- Is it possible to trust someone or advisable when they are responsible for your wounds?
- Can you ever really trust someone again who has been unfaithful?
- Should I have hope that I can trust my porn or sex addicted partner once more?
All the above are excellent, albeit unfortunate questions, ones that beg examination. I am not promising to answer these for you. The truth is… I have no right to answer that question for anyone, only as it applies to me. My purpose in writing this is to help you start exploring the answer. This is not easy when it comes to matters of the heart. Any other purpose would most likely be coming from a place of arrogant assumption on my part.
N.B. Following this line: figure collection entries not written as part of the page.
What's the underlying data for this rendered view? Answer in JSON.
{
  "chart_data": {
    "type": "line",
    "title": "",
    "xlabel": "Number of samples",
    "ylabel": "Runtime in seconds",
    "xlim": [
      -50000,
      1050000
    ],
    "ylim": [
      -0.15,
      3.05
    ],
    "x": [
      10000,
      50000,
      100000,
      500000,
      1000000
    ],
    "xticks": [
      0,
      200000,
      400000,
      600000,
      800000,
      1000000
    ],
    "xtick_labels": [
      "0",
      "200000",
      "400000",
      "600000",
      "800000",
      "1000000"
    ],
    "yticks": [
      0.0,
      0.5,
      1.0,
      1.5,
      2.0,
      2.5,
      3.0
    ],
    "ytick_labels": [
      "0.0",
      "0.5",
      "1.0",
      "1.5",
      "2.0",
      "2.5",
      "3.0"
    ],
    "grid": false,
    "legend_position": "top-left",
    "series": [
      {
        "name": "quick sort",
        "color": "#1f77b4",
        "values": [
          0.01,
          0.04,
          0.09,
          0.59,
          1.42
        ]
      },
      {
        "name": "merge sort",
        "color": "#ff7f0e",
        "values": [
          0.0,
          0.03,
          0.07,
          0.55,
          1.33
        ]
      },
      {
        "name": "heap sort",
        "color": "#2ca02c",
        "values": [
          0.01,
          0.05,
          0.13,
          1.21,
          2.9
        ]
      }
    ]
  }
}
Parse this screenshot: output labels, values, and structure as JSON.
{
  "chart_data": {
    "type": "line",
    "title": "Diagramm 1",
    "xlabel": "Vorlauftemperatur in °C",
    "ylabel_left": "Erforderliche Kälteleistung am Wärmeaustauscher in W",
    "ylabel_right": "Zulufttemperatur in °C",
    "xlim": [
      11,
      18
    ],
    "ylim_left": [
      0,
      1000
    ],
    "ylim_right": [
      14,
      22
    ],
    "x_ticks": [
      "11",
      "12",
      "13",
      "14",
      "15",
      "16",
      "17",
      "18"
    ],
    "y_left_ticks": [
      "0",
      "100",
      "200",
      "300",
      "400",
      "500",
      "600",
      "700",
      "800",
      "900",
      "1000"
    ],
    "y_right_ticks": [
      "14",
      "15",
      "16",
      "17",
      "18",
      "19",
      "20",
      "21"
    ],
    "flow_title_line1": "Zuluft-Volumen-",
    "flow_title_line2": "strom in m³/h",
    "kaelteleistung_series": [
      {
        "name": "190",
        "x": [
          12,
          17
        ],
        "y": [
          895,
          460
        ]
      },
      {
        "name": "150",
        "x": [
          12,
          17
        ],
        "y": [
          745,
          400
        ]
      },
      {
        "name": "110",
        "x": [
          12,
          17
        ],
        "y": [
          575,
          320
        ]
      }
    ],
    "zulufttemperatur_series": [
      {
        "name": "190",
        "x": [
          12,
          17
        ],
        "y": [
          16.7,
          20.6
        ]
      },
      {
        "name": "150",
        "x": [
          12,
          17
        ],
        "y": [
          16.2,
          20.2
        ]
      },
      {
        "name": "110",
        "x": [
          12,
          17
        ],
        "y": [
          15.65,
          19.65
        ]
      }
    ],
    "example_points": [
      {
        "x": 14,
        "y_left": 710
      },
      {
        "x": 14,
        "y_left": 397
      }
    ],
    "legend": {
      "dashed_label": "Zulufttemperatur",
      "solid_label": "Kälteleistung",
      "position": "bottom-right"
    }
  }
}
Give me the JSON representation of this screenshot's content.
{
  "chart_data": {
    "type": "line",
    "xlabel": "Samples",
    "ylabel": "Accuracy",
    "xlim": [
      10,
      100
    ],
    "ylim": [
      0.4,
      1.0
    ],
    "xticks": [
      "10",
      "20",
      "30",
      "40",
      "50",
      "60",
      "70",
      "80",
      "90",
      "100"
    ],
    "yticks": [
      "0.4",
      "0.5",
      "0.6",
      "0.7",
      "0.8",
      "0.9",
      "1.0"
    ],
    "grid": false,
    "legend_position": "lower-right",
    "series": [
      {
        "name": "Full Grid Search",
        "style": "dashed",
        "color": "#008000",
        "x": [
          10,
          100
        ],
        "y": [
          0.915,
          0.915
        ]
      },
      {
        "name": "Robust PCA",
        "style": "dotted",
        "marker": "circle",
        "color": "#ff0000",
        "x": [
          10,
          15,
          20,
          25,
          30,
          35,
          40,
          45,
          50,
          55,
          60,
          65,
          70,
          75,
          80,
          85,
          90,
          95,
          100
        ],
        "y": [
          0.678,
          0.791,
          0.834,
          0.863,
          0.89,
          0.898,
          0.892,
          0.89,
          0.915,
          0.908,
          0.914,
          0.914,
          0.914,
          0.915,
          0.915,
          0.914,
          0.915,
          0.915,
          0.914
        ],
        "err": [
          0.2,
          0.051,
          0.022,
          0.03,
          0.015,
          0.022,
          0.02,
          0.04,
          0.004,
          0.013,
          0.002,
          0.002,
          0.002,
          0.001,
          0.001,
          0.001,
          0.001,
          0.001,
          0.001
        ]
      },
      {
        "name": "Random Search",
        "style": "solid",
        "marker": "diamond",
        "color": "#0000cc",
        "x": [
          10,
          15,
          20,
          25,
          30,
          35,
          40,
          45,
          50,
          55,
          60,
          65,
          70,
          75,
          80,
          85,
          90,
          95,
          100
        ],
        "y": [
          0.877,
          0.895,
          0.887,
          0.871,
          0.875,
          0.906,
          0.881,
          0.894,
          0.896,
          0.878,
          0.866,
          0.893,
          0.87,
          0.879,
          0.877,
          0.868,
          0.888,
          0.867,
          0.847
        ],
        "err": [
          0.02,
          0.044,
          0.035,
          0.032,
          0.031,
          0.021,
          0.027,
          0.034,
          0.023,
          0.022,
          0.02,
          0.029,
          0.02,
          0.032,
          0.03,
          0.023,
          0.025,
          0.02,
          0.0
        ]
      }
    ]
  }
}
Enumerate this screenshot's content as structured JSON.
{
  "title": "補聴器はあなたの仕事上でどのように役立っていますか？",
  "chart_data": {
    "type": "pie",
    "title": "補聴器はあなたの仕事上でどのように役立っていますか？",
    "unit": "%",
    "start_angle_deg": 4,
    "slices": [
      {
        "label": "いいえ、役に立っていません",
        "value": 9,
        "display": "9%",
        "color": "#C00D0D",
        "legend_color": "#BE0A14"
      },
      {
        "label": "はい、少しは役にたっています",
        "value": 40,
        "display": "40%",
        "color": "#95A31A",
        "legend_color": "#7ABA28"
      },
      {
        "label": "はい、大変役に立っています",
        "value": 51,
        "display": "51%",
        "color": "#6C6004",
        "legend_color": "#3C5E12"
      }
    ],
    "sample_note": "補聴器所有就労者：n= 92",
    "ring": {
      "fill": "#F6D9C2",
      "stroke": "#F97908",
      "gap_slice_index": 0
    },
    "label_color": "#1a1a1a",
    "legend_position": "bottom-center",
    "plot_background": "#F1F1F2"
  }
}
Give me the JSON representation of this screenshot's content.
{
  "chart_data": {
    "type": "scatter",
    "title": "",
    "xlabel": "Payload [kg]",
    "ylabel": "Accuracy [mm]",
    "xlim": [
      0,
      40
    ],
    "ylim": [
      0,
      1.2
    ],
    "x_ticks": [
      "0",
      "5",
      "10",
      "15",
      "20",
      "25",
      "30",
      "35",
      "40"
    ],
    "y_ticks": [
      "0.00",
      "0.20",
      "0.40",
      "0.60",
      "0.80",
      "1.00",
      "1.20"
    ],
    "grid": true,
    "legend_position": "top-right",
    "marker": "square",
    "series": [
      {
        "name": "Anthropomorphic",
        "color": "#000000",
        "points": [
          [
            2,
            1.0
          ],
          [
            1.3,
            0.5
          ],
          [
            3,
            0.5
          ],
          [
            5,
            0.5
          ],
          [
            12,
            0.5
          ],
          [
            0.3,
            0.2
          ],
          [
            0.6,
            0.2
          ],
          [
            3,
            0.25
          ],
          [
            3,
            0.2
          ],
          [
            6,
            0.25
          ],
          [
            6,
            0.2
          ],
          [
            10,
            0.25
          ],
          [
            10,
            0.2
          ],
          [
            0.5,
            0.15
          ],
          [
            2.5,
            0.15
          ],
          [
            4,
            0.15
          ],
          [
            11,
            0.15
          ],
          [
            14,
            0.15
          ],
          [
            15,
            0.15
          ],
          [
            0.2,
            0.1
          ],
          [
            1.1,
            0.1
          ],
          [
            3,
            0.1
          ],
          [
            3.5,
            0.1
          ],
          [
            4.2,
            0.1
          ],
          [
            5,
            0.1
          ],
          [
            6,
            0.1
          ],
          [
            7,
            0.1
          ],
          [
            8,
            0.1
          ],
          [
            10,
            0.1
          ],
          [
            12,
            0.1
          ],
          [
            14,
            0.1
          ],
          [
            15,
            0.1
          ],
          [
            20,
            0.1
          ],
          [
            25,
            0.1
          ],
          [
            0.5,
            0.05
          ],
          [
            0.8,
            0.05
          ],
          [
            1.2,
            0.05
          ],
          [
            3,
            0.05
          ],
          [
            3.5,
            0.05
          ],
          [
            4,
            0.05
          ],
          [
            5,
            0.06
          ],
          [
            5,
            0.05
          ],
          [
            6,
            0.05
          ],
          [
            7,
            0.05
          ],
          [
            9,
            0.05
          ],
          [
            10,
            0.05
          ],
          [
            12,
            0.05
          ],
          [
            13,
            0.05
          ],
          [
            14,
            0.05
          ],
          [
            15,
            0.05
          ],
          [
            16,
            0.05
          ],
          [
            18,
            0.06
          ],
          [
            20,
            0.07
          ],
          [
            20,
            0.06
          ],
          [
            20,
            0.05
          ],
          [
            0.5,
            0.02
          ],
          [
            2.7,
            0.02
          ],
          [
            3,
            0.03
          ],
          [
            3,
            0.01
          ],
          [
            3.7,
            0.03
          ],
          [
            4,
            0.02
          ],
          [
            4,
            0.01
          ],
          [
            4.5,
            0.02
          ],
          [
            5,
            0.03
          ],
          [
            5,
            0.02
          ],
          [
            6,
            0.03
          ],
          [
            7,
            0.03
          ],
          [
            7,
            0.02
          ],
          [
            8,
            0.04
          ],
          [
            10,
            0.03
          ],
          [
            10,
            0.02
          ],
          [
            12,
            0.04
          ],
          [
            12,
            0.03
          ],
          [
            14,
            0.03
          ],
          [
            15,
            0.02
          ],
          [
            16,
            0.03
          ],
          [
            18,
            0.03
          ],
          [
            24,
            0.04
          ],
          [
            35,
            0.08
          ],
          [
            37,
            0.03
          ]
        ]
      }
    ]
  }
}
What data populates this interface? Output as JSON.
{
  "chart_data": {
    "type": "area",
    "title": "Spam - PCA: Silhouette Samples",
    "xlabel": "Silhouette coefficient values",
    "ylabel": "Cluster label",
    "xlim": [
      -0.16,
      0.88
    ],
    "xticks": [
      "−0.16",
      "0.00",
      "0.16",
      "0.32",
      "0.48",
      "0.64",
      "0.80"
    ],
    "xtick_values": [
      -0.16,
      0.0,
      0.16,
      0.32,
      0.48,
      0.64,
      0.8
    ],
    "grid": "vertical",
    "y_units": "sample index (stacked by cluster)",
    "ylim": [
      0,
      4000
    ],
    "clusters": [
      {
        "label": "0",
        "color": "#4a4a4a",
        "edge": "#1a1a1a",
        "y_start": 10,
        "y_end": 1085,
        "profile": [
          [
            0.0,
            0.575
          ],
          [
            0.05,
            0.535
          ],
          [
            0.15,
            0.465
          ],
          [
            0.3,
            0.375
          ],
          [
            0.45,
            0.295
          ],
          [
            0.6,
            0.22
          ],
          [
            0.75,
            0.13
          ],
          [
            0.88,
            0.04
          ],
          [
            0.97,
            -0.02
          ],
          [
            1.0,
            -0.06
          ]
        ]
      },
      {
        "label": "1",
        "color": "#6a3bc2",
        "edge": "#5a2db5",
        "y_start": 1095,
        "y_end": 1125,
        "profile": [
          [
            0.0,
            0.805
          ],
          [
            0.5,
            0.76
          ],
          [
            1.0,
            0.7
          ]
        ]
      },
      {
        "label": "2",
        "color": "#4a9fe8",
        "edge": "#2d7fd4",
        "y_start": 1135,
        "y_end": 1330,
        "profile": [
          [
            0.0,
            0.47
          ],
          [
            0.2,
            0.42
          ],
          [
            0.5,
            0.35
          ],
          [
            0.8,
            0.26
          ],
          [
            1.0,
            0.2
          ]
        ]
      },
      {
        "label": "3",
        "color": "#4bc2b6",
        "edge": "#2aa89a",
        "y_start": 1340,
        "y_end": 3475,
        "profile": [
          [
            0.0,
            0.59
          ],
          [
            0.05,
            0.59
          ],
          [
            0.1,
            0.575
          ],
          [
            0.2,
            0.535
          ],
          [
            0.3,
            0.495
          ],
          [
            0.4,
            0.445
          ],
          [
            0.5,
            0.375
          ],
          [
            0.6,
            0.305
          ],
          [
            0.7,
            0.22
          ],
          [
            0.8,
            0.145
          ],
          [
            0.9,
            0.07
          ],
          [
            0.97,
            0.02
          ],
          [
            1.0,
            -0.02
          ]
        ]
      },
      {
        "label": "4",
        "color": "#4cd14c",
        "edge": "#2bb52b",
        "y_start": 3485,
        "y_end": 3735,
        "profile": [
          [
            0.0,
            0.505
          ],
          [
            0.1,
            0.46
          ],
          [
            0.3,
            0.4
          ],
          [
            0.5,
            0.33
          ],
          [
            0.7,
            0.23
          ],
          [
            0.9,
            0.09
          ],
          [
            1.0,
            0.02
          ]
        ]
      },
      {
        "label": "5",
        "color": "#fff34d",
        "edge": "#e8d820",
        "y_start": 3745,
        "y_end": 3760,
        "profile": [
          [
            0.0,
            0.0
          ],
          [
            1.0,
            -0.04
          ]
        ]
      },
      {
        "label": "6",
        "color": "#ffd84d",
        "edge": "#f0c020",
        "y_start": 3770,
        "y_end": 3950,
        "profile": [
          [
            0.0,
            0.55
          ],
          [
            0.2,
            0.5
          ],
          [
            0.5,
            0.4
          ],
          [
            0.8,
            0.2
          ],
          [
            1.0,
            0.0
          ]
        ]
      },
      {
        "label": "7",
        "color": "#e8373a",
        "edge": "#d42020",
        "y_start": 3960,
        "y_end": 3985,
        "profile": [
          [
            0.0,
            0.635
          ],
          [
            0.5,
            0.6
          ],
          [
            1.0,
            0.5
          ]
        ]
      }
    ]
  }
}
So, let’s openly acknowledge that 1) There are no “right” answers, and 2) We are attempting to provide insight into a complex issue, and 3) despite #1 and #2, it is a question that you will be forced to examine and answer in your own life if you have experienced relationship trauma through infidelity or addiction.
First and foremost, as you begin looking for answers, I recommend unpacking the following to start:
- What are the good things and the not so good things about your relationship aside from the painful circumstances?
- What is your partner’s character like overall, the good, the bad and the ugly?
- If addiction and infidelity and the issues surrounding it were not a part of the picture, would this be a person I would wish to continue to engage in an intimate relationship?
- If the addictive or unfaithful tendencies were addressed and resolved somehow, would I benefit from having this individual in my life?
Granted, answering these questions honestly and accurately can be difficult because you no longer trust the person/relationship in question. Like we said above, it isn’t easy!!
I think this is where the services of a coach or counselor are the most helpful. Helping you sort through the value of the relationship to your life overall, not just looking at the negative or unfaithful behavior patterns but looking at the relationship holistically, considering all aspects. An outside perspective is necessary. When we are recovering from wounds inflicted or experiencing new wounds daily, it is imperative we have an objective outsider to help us set healthy boundaries and examine how we feel about the future of the relationship.
To help you further explore this question, I also want to share things that led me to a healthier place where I could finally decide about choosing to trust once more. But keep in mind, you need to thoroughly explore the questions above BEFORE you make the decision. You cannot rush this process. Take the time you need. Examine everything and then make the choice that is right for you.
We make the best decisions for ourselves when we make those decisions in a healthy place. We want to avoid making any long-term decisions with the following motivations: Fear, Loneliness, Suffering, Helplessness, Discouragement, Judgment, Anger, Hatred, Numbness, and Exhaustion.
I could add to this list, but hopefully, you get the picture. These emotional states are not “bad”. They simply are. They are red flags in our lives that something needs to change. But they make terrible guides and gods.
So, embrace your emotions, but don’t be ruled by them. And if you feel you are in that place, getting to a safe place and starting to love yourself and care for yourself are a must before you start examining deeper relationship issues or long term outcomes.
If you have decided to make a go of it, and trust your partner once more, recognize that you have to make that decision for positive reasons. Here are the reasons I decided to trust once more:
- Your partner has valuable character traits and qualities that you want to remain in your life.
- You love your partner and want to continue loving him or her.
- Your partner has chosen to make important and necessary changes in his or her actions, and is growing as a person.
- You are well informed and have your eyes wide open. You choose not because you are naïve, but because you feel this is the best decision for your life.
- You have decided to accept the ambiguity and the unknown when it comes to love. You acknowledge you are taking a chance with your heart. And that you could get hurt. And isn’t that true of all relationships?
- You recognize that the other person is fully responsible for their future happiness, decisions and trustworthiness.
- You are bold, courageous and forgiving. You make this decision because you are capable of directing the course of your life and this is the course you choose to take. You are not a victim. Not weak. Mercy and forgiveness and courage are NOT weakness. They are not turning a blind eye or forgetting. But they are necessary for moving forward. And they are signs of great strength.
And finally, know this- If your partner isn’t changing or caring, then accept that you have no place in his or her life. You are committed to growing, living, loving. It is painful to let go, but in these cases, I recommend doing just that. You cannot change someone else. Ask yourself- How long am I willing to prop up another person? To keep them moving in the right direction? Love yourself and Let go, my friends. And then that person you love will have to decide how to proceed…on his or her own, or with you.
And just like the lady who chooses to trust, sometimes the choice to leave is the best choice. The one that takes the greatest courage, love and forgiveness. Its’ okay either way, just make it your choice, and not the choice forced upon you by the opinions and judgments of others.